Controle Público

Judiciário

Controlador bem intencionado pode destruir o controle

Corregedoria de Justiça de SP descobre que incentivos errados estão gerando abusos e desperdícios

Advogadas
Crédito Pixabay

Os controladores públicos fazem um bom trabalho com os recursos públicos de que dispõem? Atingem bons resultados? Enquanto a opinião pública tem dúvidas, controladores costumam fazer propaganda, mas pouca avaliação crítica de sua atuação. Isso pode estar mudando. A corregedoria da justiça de São Paulo resolveu investir em pesquisa e os primeiros resultados apareceram.

O NUMOPEDE (núcleo de monitoramento de perfis de demandas)  descobriu um gasto crescente do orçamento público nos processos de massa com justiça gratuita. São ações contra instituições financeiras (ações para “limpar o nome”), contra planos de saúde, contra a seguradora líder do DPVAT, etc. Sinal de vitalidade do judiciário, que está servindo às pessoas comuns? Não é bem assim: ele pode estar queimando seu orçamento para gerar negócios fáceis, por vezes escusos, para espertos.

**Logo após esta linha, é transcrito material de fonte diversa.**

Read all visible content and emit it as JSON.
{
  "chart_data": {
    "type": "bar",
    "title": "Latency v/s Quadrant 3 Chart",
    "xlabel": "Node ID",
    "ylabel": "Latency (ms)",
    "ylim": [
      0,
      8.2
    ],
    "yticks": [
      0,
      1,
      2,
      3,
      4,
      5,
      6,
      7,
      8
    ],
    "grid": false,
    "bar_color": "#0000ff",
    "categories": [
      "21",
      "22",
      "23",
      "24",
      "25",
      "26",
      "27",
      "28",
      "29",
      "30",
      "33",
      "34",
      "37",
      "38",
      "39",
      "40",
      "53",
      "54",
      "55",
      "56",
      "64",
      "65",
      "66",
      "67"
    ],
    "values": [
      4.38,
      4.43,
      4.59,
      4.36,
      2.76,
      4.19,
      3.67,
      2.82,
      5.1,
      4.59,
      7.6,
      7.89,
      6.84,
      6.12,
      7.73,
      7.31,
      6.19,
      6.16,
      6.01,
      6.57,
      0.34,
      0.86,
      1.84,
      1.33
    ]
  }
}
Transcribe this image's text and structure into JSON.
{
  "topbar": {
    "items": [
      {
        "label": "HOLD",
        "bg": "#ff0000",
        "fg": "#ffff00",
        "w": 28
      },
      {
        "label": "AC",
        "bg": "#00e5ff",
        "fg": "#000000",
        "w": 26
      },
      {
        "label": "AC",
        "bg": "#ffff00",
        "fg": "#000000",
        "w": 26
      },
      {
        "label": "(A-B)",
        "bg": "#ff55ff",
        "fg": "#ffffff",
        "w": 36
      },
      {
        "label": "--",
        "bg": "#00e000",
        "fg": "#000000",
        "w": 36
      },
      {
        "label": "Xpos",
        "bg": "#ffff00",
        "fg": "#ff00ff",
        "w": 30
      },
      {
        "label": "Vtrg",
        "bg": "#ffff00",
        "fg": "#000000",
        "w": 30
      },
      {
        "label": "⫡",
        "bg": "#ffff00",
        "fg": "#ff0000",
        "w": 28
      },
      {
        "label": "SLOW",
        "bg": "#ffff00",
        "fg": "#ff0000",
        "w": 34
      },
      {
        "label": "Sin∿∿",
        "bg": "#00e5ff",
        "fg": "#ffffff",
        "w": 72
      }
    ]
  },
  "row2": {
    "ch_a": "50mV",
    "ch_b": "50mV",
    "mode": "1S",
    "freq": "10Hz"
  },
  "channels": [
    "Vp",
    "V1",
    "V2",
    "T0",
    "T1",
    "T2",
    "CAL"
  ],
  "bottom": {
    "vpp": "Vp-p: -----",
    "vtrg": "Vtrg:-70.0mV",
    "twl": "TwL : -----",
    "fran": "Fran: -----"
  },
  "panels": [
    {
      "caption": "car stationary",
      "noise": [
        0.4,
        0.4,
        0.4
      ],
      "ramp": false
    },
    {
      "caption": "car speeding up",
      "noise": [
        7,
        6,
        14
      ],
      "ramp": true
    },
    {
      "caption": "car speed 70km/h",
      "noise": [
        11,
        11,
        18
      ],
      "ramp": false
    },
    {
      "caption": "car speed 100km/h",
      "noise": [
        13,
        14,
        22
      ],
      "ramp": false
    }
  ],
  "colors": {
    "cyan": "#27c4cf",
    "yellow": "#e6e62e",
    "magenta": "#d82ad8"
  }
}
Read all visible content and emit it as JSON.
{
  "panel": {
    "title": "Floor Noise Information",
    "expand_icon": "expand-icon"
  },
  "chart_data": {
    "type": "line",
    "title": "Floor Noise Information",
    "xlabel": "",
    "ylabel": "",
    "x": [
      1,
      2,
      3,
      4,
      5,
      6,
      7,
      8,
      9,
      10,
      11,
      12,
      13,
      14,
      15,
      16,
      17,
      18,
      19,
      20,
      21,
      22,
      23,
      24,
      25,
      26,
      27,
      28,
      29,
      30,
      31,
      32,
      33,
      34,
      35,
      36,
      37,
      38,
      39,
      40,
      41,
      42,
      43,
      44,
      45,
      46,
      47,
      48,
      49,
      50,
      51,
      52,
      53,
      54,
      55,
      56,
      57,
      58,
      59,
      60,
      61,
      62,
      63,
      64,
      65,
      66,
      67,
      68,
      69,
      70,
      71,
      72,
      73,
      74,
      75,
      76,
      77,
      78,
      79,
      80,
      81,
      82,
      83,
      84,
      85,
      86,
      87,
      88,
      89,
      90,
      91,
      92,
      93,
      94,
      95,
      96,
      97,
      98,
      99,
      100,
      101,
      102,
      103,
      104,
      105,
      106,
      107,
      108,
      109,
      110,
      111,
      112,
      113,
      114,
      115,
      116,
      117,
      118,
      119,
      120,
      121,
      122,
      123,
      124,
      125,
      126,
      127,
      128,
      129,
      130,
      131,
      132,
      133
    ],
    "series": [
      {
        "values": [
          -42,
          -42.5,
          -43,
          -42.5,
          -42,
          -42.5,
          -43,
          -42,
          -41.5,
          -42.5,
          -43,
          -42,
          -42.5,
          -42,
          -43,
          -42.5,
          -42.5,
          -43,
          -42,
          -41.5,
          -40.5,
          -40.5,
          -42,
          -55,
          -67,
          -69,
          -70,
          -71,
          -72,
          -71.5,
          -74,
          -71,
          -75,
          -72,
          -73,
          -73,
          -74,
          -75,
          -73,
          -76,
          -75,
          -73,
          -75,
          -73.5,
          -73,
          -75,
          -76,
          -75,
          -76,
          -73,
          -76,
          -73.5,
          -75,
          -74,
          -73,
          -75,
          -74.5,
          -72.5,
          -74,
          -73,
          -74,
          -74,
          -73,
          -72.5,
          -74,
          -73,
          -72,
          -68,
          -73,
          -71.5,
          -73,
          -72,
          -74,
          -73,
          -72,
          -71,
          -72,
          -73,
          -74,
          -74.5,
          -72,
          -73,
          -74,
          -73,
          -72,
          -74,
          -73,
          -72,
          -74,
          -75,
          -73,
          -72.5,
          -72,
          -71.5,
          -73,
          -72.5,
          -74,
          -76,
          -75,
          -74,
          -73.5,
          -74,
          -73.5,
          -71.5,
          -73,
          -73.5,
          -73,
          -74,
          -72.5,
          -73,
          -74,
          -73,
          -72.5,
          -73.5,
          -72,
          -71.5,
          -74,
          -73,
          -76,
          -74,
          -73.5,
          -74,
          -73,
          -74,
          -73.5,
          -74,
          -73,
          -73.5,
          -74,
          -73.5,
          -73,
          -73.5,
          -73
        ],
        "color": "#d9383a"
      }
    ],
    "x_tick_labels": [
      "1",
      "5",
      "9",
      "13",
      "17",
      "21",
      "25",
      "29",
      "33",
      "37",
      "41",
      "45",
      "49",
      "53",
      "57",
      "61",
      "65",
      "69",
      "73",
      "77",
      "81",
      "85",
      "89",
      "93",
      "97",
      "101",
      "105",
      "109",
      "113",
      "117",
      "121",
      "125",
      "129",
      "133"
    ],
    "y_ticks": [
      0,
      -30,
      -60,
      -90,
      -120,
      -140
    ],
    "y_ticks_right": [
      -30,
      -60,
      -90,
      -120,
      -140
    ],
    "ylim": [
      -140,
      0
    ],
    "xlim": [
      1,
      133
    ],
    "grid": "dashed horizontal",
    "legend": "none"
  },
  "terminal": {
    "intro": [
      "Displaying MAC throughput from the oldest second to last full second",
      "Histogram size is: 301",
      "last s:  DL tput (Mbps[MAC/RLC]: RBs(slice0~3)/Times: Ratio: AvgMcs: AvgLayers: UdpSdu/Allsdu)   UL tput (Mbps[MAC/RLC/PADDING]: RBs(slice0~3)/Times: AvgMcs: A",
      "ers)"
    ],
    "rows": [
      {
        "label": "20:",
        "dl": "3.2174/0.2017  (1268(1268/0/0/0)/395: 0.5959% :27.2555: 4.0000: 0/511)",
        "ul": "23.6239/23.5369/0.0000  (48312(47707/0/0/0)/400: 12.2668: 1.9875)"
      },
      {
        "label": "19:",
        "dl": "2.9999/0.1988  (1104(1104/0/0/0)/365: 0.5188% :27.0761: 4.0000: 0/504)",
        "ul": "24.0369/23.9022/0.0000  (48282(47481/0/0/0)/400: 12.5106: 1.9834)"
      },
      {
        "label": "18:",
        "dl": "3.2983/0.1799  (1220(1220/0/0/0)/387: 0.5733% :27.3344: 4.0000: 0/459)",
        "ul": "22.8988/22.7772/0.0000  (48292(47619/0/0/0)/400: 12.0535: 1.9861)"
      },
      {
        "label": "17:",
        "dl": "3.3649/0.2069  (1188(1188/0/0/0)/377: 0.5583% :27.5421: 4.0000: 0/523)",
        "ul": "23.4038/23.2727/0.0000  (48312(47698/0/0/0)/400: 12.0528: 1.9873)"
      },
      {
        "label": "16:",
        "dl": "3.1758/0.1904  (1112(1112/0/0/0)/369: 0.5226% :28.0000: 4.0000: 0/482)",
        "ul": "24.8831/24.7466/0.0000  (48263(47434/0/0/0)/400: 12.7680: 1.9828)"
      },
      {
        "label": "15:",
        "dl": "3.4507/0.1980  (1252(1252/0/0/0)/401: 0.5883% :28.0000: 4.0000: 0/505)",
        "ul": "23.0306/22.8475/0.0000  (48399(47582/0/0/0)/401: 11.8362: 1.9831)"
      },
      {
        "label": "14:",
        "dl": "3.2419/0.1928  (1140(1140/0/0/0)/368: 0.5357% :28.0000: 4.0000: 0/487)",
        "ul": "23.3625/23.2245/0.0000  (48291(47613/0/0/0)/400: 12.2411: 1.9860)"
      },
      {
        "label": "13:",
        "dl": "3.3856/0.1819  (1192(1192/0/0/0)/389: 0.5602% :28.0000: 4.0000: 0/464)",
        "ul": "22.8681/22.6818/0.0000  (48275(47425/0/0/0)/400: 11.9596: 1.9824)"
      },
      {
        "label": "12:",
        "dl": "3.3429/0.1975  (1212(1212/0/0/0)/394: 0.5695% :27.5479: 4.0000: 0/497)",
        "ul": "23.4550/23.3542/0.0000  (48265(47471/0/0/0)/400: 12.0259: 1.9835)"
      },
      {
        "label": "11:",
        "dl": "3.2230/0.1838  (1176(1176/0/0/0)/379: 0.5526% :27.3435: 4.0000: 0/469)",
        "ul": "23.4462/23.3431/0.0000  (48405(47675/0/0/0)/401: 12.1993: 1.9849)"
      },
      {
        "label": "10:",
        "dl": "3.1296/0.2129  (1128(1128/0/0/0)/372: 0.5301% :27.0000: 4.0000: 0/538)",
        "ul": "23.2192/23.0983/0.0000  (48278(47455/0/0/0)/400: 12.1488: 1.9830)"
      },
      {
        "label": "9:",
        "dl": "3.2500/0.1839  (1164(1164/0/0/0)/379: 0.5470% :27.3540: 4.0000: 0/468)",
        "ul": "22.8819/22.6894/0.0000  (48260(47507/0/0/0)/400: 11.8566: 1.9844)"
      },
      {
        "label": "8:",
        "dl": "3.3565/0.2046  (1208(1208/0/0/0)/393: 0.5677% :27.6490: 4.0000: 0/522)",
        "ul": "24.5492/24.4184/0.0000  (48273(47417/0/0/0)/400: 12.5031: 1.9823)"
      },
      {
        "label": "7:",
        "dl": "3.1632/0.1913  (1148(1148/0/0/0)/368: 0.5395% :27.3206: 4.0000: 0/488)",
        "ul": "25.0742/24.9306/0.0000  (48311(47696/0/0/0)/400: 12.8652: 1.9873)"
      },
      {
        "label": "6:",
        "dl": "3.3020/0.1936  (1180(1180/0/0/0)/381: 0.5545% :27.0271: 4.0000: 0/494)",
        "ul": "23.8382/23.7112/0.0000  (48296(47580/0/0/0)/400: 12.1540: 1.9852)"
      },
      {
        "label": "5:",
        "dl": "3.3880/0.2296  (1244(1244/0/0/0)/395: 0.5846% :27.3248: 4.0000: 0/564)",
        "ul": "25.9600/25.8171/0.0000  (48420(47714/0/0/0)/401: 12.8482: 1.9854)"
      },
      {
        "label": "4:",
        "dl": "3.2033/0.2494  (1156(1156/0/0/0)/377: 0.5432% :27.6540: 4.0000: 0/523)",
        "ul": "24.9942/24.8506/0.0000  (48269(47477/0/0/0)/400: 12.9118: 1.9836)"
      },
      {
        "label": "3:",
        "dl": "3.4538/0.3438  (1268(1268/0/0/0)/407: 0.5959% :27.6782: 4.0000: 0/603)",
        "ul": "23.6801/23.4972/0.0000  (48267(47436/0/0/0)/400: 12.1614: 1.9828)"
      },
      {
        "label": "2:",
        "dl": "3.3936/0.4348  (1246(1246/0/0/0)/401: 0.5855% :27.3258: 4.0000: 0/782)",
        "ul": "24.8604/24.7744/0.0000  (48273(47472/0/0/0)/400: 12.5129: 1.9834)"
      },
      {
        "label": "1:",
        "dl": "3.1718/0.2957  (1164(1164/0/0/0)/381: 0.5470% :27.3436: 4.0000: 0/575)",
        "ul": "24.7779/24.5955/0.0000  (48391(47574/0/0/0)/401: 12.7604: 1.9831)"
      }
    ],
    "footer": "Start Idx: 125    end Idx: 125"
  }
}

Advogados multiplicam as ações para esconder os fatos (seria difícil o devedor de 8 empresas diferentes conseguir do Judiciário a classificação de todas as cobranças como indevidas). Alegam pobreza sempre e conseguem isenção de custas. Com base no código do consumidor, obtêm inversão do ônus da prova, pois o juiz presume estar diante de inocente encurralado pela cobrança indevida de empresa gigante. Pedem cancelamento dos débitos, indenização por dano moral e honorários de advogado, os quais serão tanto maiores quanto mais as ações forem divididas.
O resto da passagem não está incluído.